Farming Family, 1912 (1912)
About this artwork
August Sander’s ambition to create a photographic documentation of all ‘types’ of German people resulted in the collection ‘The People of the 20th Century’. Composed of over 500 images, Sander divided the opus into seven groups and over 45 portfolios according to the living environments, professions and estates of his subjects. The first group in the series is ‘The Farmer’, which contains twelve portfolios; this image appears in the portfolio, ‘The Farmer’s Family’. The photograph aligns chronologically with his early trips to the Westerwald region of Germany and probably originated as a commissioned family portrait on a special occasion. Sander has captured the generations of a beautifully attired family, standing proudly on their land. This image exemplifies Sander’s photographic skill in its even lighting, rich detail and depth of field. The inclusion of the family dog and the guitar may have been the choice of the patrons, adding a personal note to their photograph. Sander, particularly in his early portraits, likely encouraged his sitters to hols things of their own choosing.
- title: Farming Family, 1912
- accession number: AL00020
- artist: August SanderGerman (1874 - 1964)
- gallery: In Storage
- object type: Photograph
- medium: Embossed paper in frame
- date created: 1912
- measurements: 19.10 x 26.00 cm (paper 44.00 x 34.00 cm; mount: 46.00 x 36.00 cm; frame: 48.20 x 38.20 x 3.20 cm)
- credit line: ARTIST ROOMS National Galleries of Scotland and Tate. Lent by Anthony d'Offay 2010
- copyright: © Die Photographische Sammlung/SK Stiftung Kultur - August Sander Archiv, Köln/VG Bild-Kunst, Bonn and DACS, London 2016.

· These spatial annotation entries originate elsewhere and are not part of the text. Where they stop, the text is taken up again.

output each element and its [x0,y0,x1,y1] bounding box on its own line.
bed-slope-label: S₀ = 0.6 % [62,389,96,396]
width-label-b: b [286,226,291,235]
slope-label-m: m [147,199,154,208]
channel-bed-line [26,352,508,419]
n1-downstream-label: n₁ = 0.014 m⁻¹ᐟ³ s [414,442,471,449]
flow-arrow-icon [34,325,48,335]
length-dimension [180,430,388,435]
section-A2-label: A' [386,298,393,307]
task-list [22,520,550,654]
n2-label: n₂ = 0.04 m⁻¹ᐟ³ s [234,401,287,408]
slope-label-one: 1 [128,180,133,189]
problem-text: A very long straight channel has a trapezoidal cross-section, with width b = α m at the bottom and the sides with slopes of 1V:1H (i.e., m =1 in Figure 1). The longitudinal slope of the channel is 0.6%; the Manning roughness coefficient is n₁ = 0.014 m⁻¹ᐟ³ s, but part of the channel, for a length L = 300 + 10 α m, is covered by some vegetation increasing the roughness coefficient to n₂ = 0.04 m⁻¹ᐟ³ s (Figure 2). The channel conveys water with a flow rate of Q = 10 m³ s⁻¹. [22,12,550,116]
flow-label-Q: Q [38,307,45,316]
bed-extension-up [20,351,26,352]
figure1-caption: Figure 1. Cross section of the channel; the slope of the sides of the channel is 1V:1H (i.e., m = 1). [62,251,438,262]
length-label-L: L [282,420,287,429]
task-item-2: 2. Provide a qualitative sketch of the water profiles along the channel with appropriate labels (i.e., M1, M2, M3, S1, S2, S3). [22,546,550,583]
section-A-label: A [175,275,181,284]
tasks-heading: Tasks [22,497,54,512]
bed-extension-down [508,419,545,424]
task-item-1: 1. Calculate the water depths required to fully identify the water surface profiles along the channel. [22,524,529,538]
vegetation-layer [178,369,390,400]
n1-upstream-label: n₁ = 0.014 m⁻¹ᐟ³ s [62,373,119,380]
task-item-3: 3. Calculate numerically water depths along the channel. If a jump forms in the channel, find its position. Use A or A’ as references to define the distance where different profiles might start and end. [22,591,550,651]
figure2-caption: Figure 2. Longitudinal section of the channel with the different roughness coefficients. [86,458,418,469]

Considered one of the finest photographers of the twentieth century, Sander's bold style of portrait photography, as well as his typological approach, has had an enormous influence on modern photography. During his apprenticeship in several German studios and his time in his own studio in Austria, he developed his individual style. Then in 1910 Sander moved to Cologne and produced his first large group of photographs, which he later included in his concept "People of the 20th Century". This was created in the mid-1920s and compiled up until the 1950s. He photographed groups of people in his native Germany, classifying them according to their occupations and positions in society.